Черные бусинки при этом отсвечивали глянцевым лаком.
– Благодарю вас, – вежливо ответил я, и повернувшись боком протиснулся в калитку.
– Знаете, а билет можно было и не покупать, – акула двигалась рядом, то заплывая вперед, то возвращаясь в мою акваторию, – ведь контроллеров на входе нет. Их здесь никогда и не было, а турникет поставили специально для сомневающихся в своем праве заглянуть сюда. Знаете, есть такие люди, которым обязательно надо купить билет чтобы куда-нибудь зайти, – она посмотрела на меня оценивающе, будто хотела понять не отношусь ли я к таким, – они думают что без билета их не пустят.
Глаза, не мигая, смотрели прямо на меня.
– Вы можете вернуть его в кассу, – добавила она, кивая на кусок раскрашенного картона в моей руке.
Билет был ярким с гармонично подобранными красками и мне не хотелось с ним расставаться. И да, в чем-то она была права – он как бы давал мне официальное разрешение пройти внутрь, хотя никто у меня это разрешение не спрашивал. Есть у меня билет или нет – интересовало только меня.
В это же время сам Билет скривился в моей руке, что должно было означать ужас при мысли о том что его вернут в кассу и плотно обхватив мой палец колючим картоном, бурным смешением красок на своей поверхности изобразил свое негодование по этому поводу.
– Мы, Билеты, рождаемся на свет когда нас покупают и умираем сразу же, как только нас выкидывают или возвращают. Я не хочу умирать в младенчестве, – судя по всему Билет был настроен весьма решительно, – не возвращайте меня!
Акула молча наблюдала за мной в ожидании ответа.
– Благодарю вас за совет, однако если до вашего появления я сомневался, стоит ли вообще заходить сюда, знаете ли, не люблю животных в клетках, то сейчас точно предпочту оставить его на память, – я поспешно засунул тут же успокоившийся билет в карман. Он сразу отпустил мой палец и, как мне показалось, даже удовлетворенно крякнул из своего убежища.
– Важно только то, что помнится и без напоминаний, – акула посмотрела на меня многозначительно, как бы сомневаясь, а стоит ли вообще продолжать разговор, и добавила:
– Только оно и существует.
Втроем мы проследовали на территорию зоопарка и калитка тут же захлопнулась за нами, словно отсекая возможные пути к отступлению. Спустя какое-то мгновение сама калитка вместе с прикрепленными к ней воротами и забором, растворились в воздухе, и я с ужасом, смешанным с изрядной долей любопытства, обнаружил что вокруг нас остался только один зоопарк. Исчезло все что им не было – дорога, на которой стояли такси, в любой момент готовые отвезти меня домой, здание касс, где я покупал входной билет, и даже массивные скульптуры животных при входе, около которых я так любил фотографироваться маленьким. Все это растаяло, растворилось в окружающем нас Пространстве. Вокруг нас осталось лишь несколько тропинок, ярко освещенных солнцем, звенящий воздух и мое исполинское любопытство, разбавленное каким-то детским восхищением. Детским – потому что только в детстве чувство восхищения может быть вызвано исключительно волшебством.

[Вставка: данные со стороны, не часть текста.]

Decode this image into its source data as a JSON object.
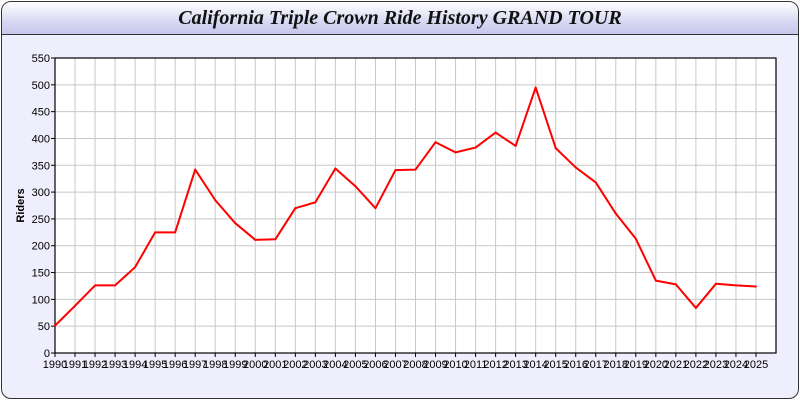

– До обеда еще достаточно времени чтобы посмотреть экспозицию, – акула изо всех сил пыталась быть вежливой и обходительной.
– А что у вас на обед? – поинтересовался я, будто невзначай.
– Вы, – просто и без обиняков ответила она, и глаза ее при этом подернулись красным лаком, – но до обеда вы все же могли бы посмотреть других животных. Если, конечно, это именно то, зачем вы здесь. И кстати, в нашем зоопарке ни одно животное не находится в клетке, – на всякий случай добавила акула.
– Может лучше сходить в ресторан? Или в любое другое заведение общественного питания? Поймите меня правильно, я не то чтобы против присутствовать на вашем обеде в качестве одной из закусок, даже сочту это за честь, но, – на этих словах я распахнул куртку и продемонстрировал акуле свое, достаточно щуплое тело, – боюсь, разочарую ваши вкусовые рецепторы, да и в пересчете на живой вес меня не так уж и много.
– Что вы, что вы! Никаких закусок! Только основные блюда! – акула всплеснула плавниками, – И никакого живого веса! На обед будет подан лишь давно мертвый вес, я бы даже сказала – мертвый груз! Вам будет комфортно. Еще благодарить будете! – она смотрела на меня в ожидании решения.
– Ну раз так, позвольте сопровождать вас в пути. Нечасто встретишь столь любезную акулу. Я бы даже сказал – никогда.
– А вы не задумывались, что «никогда», это тоже самое что «всегда», только наоборот? И что «не делать никогда» равно «делать всегда»? «Не» и «ни» – сокращаются, ибо отрицают друг друга, – она смотрела на меня и ждала ответа.
– Вы совершенно правы. Всегда приятно поговорить со знающей акулой.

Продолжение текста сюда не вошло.